Avec la fin du projet pilote de collecte de produits organiques, me voilà pris avec des sacs biodégradables qui se désagrègent au bout de deux jours. Dire que toute la famille s’était habituée, après cinq ans, à séparer les pelures de banane, d’orange et tout le reste.

Non mais, est-ce que quelqu’un va vraiment prendre sa voiture pour aller porter ses sacs de déchets de table dans l’Écocentre le plus près? Dans mon cas, je dois traverser la ville d’est en ouest, car mon Écocentre se trouve sur la rue de l’Hétrière, à Cap-Rouge, et que j’habite tout près de Québec-centre. Allô la pollution avec la voiture. Je ne l’ai pas fait pour le sapin, je ne le ferai certainement pas pour le reste.

À moins de prendre le transport en commun avec ces sacs qui coulent et qui puent et de passer plus d’une heure avec eux avant d’en disposer. C’est peut-être une option, mais elle risque de déplaire à plusieurs passagers.

Plus d’efficacité

Blagues à part, sur le site de la Ville de Québec, on remercie tous ceux qui ont participé au projet pilote et on affirme que «la collecte à grande échelle sera déployée au cours des prochaines années»...

En fait, je pense plutôt que la collecte de matières organiques fonctionne plus ou moins bien, parce qu’elle est trop complexe.
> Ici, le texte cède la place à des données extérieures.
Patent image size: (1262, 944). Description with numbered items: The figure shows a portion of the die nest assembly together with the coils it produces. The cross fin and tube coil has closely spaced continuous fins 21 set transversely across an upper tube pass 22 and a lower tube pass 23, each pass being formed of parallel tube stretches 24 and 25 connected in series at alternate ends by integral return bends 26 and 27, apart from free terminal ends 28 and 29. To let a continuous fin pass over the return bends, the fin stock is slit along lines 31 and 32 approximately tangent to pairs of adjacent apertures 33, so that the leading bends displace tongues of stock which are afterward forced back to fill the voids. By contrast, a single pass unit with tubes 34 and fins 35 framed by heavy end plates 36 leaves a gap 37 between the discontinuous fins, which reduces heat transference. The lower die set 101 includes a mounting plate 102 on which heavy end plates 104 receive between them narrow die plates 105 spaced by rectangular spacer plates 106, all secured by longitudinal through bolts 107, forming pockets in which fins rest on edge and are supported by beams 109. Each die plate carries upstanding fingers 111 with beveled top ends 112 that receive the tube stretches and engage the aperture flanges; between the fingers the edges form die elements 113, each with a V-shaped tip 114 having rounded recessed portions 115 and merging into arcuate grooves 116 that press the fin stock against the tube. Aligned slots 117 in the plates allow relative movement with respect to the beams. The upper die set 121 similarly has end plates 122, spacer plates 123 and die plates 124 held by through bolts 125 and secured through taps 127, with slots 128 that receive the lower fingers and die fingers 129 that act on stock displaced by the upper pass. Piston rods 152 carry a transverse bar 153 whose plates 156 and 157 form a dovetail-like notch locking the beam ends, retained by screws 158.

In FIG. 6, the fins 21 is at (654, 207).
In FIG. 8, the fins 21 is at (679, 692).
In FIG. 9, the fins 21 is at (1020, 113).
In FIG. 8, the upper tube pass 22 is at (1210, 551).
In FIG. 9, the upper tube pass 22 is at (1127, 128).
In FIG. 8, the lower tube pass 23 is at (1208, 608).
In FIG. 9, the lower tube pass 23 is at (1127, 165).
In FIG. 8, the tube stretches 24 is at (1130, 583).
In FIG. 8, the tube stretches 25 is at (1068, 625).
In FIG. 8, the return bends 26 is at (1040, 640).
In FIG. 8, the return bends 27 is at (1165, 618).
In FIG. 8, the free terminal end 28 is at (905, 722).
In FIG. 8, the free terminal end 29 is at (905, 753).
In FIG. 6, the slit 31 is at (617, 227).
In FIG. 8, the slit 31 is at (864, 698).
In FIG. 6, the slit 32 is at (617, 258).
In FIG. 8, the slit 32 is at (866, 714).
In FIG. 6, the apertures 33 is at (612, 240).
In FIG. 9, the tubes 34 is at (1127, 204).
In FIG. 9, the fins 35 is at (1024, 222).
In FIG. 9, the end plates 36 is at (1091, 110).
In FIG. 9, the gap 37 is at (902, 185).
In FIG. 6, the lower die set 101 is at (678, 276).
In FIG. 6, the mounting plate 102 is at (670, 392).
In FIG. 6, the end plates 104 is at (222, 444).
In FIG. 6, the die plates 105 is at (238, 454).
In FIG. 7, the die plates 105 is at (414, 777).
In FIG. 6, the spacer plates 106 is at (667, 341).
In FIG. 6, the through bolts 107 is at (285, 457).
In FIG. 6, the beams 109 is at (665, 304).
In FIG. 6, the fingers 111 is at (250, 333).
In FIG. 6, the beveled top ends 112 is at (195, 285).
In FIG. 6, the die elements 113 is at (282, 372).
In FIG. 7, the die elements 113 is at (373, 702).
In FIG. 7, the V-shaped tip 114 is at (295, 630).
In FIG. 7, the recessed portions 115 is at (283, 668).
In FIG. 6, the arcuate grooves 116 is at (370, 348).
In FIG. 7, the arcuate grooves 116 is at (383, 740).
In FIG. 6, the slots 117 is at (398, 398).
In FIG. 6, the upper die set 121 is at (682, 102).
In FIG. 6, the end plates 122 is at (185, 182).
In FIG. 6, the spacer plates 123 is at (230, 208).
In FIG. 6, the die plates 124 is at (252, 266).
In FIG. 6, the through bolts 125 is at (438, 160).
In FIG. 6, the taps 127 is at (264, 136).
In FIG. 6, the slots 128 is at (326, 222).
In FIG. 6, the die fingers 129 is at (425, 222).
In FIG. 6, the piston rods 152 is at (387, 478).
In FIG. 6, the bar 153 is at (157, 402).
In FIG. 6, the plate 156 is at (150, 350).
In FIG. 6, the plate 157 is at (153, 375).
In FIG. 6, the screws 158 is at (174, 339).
Les glaçons et les guirlandes de Noël, les os de poulet et les huiles usées, ça ne fait pas du très bon compost et je ne pense pas que les gens soient tous prêts à jouer dans leurs vidanges pour en faire une classification aussi pointue. Je serais très surpris que la Ville revienne avec ça au cours des prochaines années et c’est tant mieux.

On devrait plutôt se concentrer sur ce qui fonctionne bien et abandonner pour un bon bout de temps le compostage. Les sapins et les bacs bruns en sont la preuve.

Améliorons plutôt la récupération du verre, du papier, du métal, du plastique et des produits dangereux comme les piles, les solvants, les composantes électroniques, etc.

Si l’on veut que les gens fassent des gestes simples pour sauver la planète, il faut garder ça simple.